David R. Henderson is exactly right in his title but way too kind in his WSJ Op-Ed entitled A War On The Rich Won’t Help The Poor that analyzes the Oxfam report Reward Work Not Wealth. David starts out with a dichotomy that he shows a counter example of later:
There are two ways to close the gap. The first is to concentrate on making the poor better off. Mostly that has happened, thanks to liberalized international trade and reduced costs for shipping goods. Just as Walmart and Amazon have cut costs for Americans, the introduction of container shipping crushed transportation costs for the world. The second way to reduce inequality is to make the rich worse off. Any guess which method Oxfam’s report emphasizes? “Governments should use regulation and taxation to radically reduce levels of extreme wealth,” the authors conclude.

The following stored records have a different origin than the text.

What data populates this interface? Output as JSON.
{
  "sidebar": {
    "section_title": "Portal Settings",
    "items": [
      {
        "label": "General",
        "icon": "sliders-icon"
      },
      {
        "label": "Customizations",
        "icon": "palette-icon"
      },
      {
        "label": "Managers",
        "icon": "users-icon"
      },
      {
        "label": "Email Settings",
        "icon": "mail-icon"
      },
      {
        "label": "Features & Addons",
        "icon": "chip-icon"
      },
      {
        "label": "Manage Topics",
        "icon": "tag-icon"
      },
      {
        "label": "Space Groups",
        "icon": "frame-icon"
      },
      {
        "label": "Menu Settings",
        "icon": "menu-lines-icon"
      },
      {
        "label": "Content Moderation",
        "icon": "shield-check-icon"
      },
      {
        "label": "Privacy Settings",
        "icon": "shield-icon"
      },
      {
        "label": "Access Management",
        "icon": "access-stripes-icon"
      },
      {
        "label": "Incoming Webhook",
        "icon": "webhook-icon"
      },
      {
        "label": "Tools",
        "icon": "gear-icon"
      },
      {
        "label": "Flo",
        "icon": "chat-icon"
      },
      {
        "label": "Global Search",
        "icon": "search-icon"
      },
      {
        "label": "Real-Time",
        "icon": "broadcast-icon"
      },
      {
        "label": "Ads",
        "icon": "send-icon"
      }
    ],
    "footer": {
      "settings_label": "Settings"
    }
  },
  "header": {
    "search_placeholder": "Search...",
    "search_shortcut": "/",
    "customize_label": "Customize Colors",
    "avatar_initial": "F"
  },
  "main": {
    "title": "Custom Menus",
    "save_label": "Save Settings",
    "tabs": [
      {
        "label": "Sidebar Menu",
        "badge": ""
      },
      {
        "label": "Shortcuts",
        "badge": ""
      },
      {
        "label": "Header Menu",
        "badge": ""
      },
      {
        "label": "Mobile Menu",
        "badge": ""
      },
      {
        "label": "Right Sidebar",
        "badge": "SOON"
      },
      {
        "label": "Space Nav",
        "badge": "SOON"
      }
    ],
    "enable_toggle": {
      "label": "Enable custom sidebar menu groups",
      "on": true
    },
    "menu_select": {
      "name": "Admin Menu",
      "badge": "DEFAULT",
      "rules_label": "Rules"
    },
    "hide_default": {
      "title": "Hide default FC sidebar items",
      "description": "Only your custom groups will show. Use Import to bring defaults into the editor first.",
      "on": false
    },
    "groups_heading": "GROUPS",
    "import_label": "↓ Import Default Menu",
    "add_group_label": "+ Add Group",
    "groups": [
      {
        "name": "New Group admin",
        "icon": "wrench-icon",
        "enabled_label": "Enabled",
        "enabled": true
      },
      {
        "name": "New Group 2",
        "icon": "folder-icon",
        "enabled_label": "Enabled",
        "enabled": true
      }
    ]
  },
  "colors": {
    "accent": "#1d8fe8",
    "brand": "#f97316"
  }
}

The problem is that he has accepted the Oxfam starting point that inequality is the problem. Inequality is not the problem and Oxfam is (or perhaps no longer is) an antipoverty organization as David describes it. The Oxfam report uses the catch phrase, “Even It Up.” The first might not close the gap as David demonstrates:
Say that wages in a developing country rose by 10%, and in the U.S. by only 1%. For a family in the poor country earning $2,000, that would mean an extra $200. But for a family in the U.S. making $50,000, it would equate to $500. In other words, income inequality would increase, even though wages grew 10 times as fast for the poor family.
The second way has no assurance that it will close the gap either. Eating the rich, or some variant of it, will likely have a negative impact on the poor. Will the gap, however measured, be reduced or increased? It should not matter because making the poor worse off is a bad idea. Go check out Venezuela. We are sure there are studies of various plans to punish the rich but we doubt they are definitive. The solution is to work on poverty by encouraging markets, rule of law, free trade, allowing GMOs, and so on. Income inequality is uninteresting and unimportant. Don’t get sucked into it.